柳芙雅用色都太鮮豔了。
她自己好像都沒有察覺到,她想要用顏色,來吸引別人的注意力。可是無論她怎麼精心打扮,她在神龕的存在感依舊很低。
沒有人在意她。
就連她死後,也沒有人記得她的名字——說來可笑,覺醒爲世間罕見的神祟,竟然沒有人記得她的名字。
至少後來在神龕中,陳伯平等人提起她,也只是用“一個神祟”來指代。
也許這就是致死轉折點。
——簡瑞芝離開神龕的幾個月後,柳芙雅終於能夠重振旗鼓想要去吸引教父的注意力,想讓教父喜歡她們母子。每每精心打扮,卻每每被忽視,這十五天內的每一次被忽視,都是柳芙雅的致死轉折點。
所以場景纔沒有變。
因爲這是她的死亡倒計時,十五天。
等待了半個小時左右,阿律冷得瑟瑟發抖,簡雲臺也冷得瑟瑟發抖。中途柳芙雅開了次門,屋內的光照出來,簡雲臺險些以爲見到了天堂。

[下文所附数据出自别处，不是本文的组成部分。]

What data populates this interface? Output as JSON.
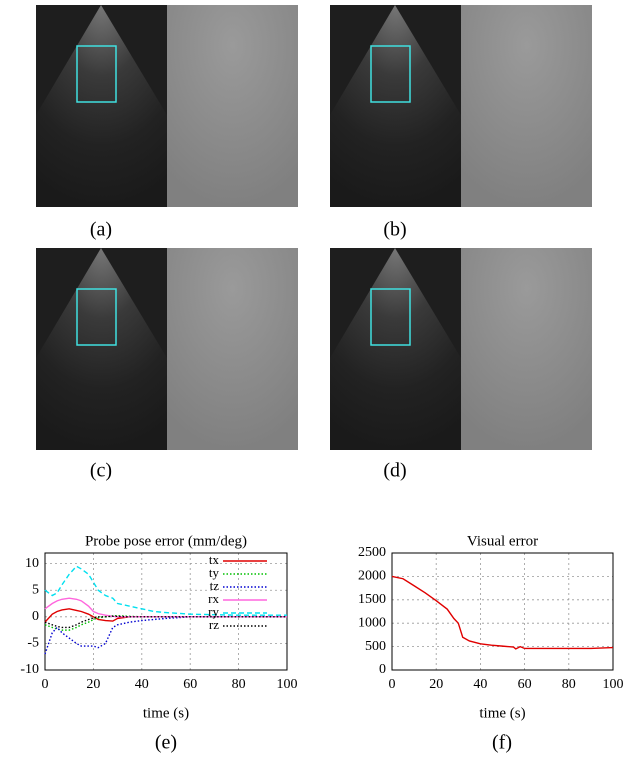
{
  "panels": [
    "(a)",
    "(b)",
    "(c)",
    "(d)",
    "(e)",
    "(f)"
  ],
  "chart_data": [
    {
      "type": "line",
      "title": "Probe pose error (mm/deg)",
      "xlabel": "time (s)",
      "x": [
        0,
        3,
        5,
        7,
        10,
        13,
        15,
        18,
        20,
        22,
        25,
        28,
        30,
        35,
        40,
        45,
        50,
        60,
        70,
        80,
        90,
        100
      ],
      "series": [
        {
          "name": "tx",
          "color": "#e00000",
          "dash": "solid",
          "values": [
            -1,
            0.5,
            1,
            1.3,
            1.5,
            1.2,
            1,
            0.5,
            0,
            -0.5,
            -0.7,
            -0.8,
            -0.3,
            0,
            0,
            0,
            0,
            0,
            0,
            0,
            0,
            0
          ]
        },
        {
          "name": "ty",
          "color": "#00c000",
          "dash": "dotted",
          "values": [
            -1.5,
            -2,
            -2.3,
            -2.5,
            -2.5,
            -2,
            -1.5,
            -1,
            -0.5,
            -0.2,
            0,
            0.2,
            0.2,
            0.1,
            0,
            0,
            0,
            0,
            0,
            0,
            0,
            0
          ]
        },
        {
          "name": "tz",
          "color": "#0000d0",
          "dash": "dotted",
          "values": [
            -7,
            -3,
            -2,
            -3,
            -4,
            -5,
            -5.5,
            -5.5,
            -5.5,
            -5.8,
            -5,
            -2,
            -1.5,
            -1,
            -0.7,
            -0.5,
            -0.3,
            0,
            0,
            0,
            0,
            0
          ]
        },
        {
          "name": "rx",
          "color": "#ff66dd",
          "dash": "solid",
          "values": [
            1.5,
            2.5,
            3,
            3.3,
            3.5,
            3.3,
            3,
            2,
            1,
            0.6,
            0.3,
            0.1,
            0,
            0,
            0,
            0,
            0,
            0,
            0,
            0,
            0,
            0
          ]
        },
        {
          "name": "ry",
          "color": "#00e0f0",
          "dash": "dashed",
          "values": [
            5,
            4,
            4.5,
            6,
            8,
            9.5,
            9,
            8,
            6.5,
            5,
            4,
            3.5,
            2.5,
            2,
            1.5,
            1,
            0.8,
            0.5,
            0.4,
            0.3,
            0.3,
            0.3
          ]
        },
        {
          "name": "rz",
          "color": "#000000",
          "dash": "dotted",
          "values": [
            -1,
            -1.5,
            -1.8,
            -2,
            -2,
            -1.5,
            -1,
            -0.5,
            -0.2,
            0,
            0,
            0.1,
            0.1,
            0,
            0,
            0,
            0,
            0,
            0,
            0,
            0,
            0
          ]
        }
      ],
      "xlim": [
        0,
        100
      ],
      "xticks": [
        0,
        20,
        40,
        60,
        80,
        100
      ],
      "ylim": [
        -10,
        12
      ],
      "yticks": [
        -10,
        -5,
        0,
        5,
        10
      ],
      "grid": true,
      "legend": "upper right"
    },
    {
      "type": "line",
      "title": "Visual error",
      "xlabel": "time (s)",
      "x": [
        0,
        5,
        10,
        15,
        20,
        25,
        28,
        30,
        32,
        35,
        40,
        45,
        50,
        55,
        56,
        58,
        60,
        70,
        80,
        90,
        100
      ],
      "series": [
        {
          "color": "#e00000",
          "dash": "solid",
          "values": [
            2000,
            1950,
            1800,
            1650,
            1480,
            1300,
            1100,
            1000,
            700,
            620,
            560,
            530,
            510,
            490,
            450,
            500,
            460,
            460,
            460,
            460,
            480
          ]
        }
      ],
      "xlim": [
        0,
        100
      ],
      "xticks": [
        0,
        20,
        40,
        60,
        80,
        100
      ],
      "ylim": [
        0,
        2500
      ],
      "yticks": [
        0,
        500,
        1000,
        1500,
        2000,
        2500
      ],
      "grid": true
    }
  ]
}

但柳芙雅只是歉疚笑了笑,遞給了他們一個厚厚的絨毯,又進去卷頭髮了。
簡雲臺:“……以你的經驗,她還要多久。”
阿律似乎也有些意外,笑說:“今天好像格外久,哥哥很冷嗎?我的手是熱的,我可以給你暖手。”
簡雲臺辛酸說:“謝謝。”
他又問:“爲甚麼我們不能進去等?”
阿律將他的手捧到了懷中,緊緊貼着溫熱的腹部,頭上的白色小呆毛高高翹起,“這裏有很多新兵,會開些不好的玩笑。”
“比如?”
“他們會說我要有新爸爸了,問我更喜歡親爸爸還是更喜歡新爸爸。”阿律對着簡雲臺的手哈氣,笑得眼睛微微彎下,“所以你不能進去,因爲會連累到你的名聲。”
簡雲臺眉頭皺得更緊。
柳芙雅某種意義上來說,算是他的岳母?婆婆?反正差不多是這個意思。
聽到這種話,他心裏很不是滋味。
“簡瑞芝沒有管過這個嗎?”
阿律說:“管啊,怎麼管。嘴巴長在別人的身上,管不住的。禁止明面上講,他們就私下裏講,禁止私下裏講,他們就出兵在外的時候講,研究所的叔叔阿姨們也很生氣,但這裏剛建,很多招收的新兵都是小孩子,越不讓他們說他們就越逆反。”
簡雲臺:“小孩子怎麼了?”
阿律說:“小孩子的惡意,纔是最純粹的惡意。因爲他們分辨不清孰輕孰重,簡姐姐說成年人的惡意大多數都是有利可圖,但小孩子的惡意很多都是沒有目的,只是覺得好玩、會讓人心情變差,他們就去做了。”